O cüz-ü ihtiyarî, cüz’iyetten çıkıp külliyet kesbeder. Zaman-ı mâzinin en derin derelerine kuvveti îman ile girebildiği ve hüzünlerin zulmetlerini defedebildiği gibi; nûr-u îman ile istikbâlin en uzak dağlarına kadar çıkar, korkuları izâle eder.
İşte ey benim gibi ihtiyarlık zahmetini çeken ihtiyar ve hemşire ihtiyareler! Mâdem ELHAMDÜLİLLÂH biz ehl-i îmanız; ve mâdem îmanda bu kadar nurlu, lezzetli, sevimli, şirin defineler var; ve mâdem ihtiyarlığımız bizi bu definenin içine daha ziyâde sevkediyor.. elbette îmanlı ihtiyarlıktan şekva değil, belki binler teşekkür etmeliyiz...
SEKİZİNCİ RİCA: İhtiyarlığın alâmeti olan beyaz kıllar saçıma düştüğü bir zamanda, gençliğin derin uykusunu daha ziyâde kalınlaştıran Harb-i Umûmînin dağdağaları ve esaretimin keşmekeşlikleri ve sonra İstanbul’a geldiğim vakit; ehemmiyetli bir şan ve şeref vaziyeti, hatta Halifeden, Şeyhü’l-islâmdan, Başkumandandan tut, tâ medrese talebelerine kadar haddimden çok ziyâde bir hüsn-ü teveccüh ve iltifat gösterdikleri cihetle, gençlik sarhoşluğu ve o vaziyetin verdiği hâlet-i ruhiye, o uykuyu o derece kalınlaştırmıştı ki; âdeta dünyayı dâimî, kendimi de lâyemûtâne dünyaya yapışmış bir vaziyet-i acibede görüyordum...
İşte o zamanda, İstanbul’un Bayezid Câmi-i mübârekine, Ramazan-ı Şerifte, ihlâslı hâfızları dinlemeye gittim.

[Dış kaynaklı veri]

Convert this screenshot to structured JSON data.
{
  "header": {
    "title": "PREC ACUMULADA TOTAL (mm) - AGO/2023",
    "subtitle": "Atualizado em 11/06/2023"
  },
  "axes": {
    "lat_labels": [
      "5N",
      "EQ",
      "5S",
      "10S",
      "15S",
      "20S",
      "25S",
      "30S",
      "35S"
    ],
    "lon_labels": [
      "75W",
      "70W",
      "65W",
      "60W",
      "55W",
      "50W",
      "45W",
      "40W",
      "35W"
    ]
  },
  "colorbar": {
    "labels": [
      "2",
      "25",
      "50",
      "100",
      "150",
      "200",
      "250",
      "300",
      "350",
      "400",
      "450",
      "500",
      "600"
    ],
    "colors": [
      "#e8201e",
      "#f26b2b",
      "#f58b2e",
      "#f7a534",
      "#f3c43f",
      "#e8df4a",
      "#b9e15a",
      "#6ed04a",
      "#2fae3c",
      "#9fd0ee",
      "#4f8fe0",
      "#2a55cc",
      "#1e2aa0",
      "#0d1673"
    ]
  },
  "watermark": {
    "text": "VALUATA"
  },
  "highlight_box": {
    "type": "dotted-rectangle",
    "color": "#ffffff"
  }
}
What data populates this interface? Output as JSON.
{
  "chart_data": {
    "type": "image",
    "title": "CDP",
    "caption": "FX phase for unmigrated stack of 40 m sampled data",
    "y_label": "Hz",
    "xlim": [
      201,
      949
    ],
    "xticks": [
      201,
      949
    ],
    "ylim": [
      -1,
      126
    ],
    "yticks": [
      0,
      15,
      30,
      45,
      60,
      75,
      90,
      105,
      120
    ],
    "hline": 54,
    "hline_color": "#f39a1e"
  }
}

Kur’ân-ı Mu’cizü’l-Beyân, semâvî yüksek hitabiyle beşerin fenâsını ve zîhayatın vefatını haber veren gâyet kuvvetli bir sûrette
Fermanını, hâfızların lîsaniyle ilân etti. Kulağıma girip, tâ kalbimin içine yerleşip, o pek kalın gaflet ve uyku ve sarhoşluk tabakalarını parça parça etti. Câmiden çıktım. Daha çoktanberi başımda yerleşen o eski uykunun sersemliğiyle birkaç gün başımda bir fırtına, dumanlı bir ateş ve pusulasını şaşırmış gemi gibi kendimi gördüm. Aynada saçıma baktıkça, beyaz kıllar bana diyorlar: “Dikkat et!” İşte o beyaz kılların ihtariyle vaziyet tavazzuh etti. Baktım ki; çok güvendiğim ve ezvâkına meftun olduğum gençlik elveda diyor ve muhabbetiyle pek çok alâkadar olduğum hayat-ı dünyeviye sönmeye başlıyor... ve pek çok alâkadar ve adeta âşık olduğum dünya, bana “Uğurlar olsun” deyip, misafirhâneden gideceğimi ihtar ediyor. Kendisi de “Allaha ısmarladık” deyip, o da gitmeye hazırlanıyor.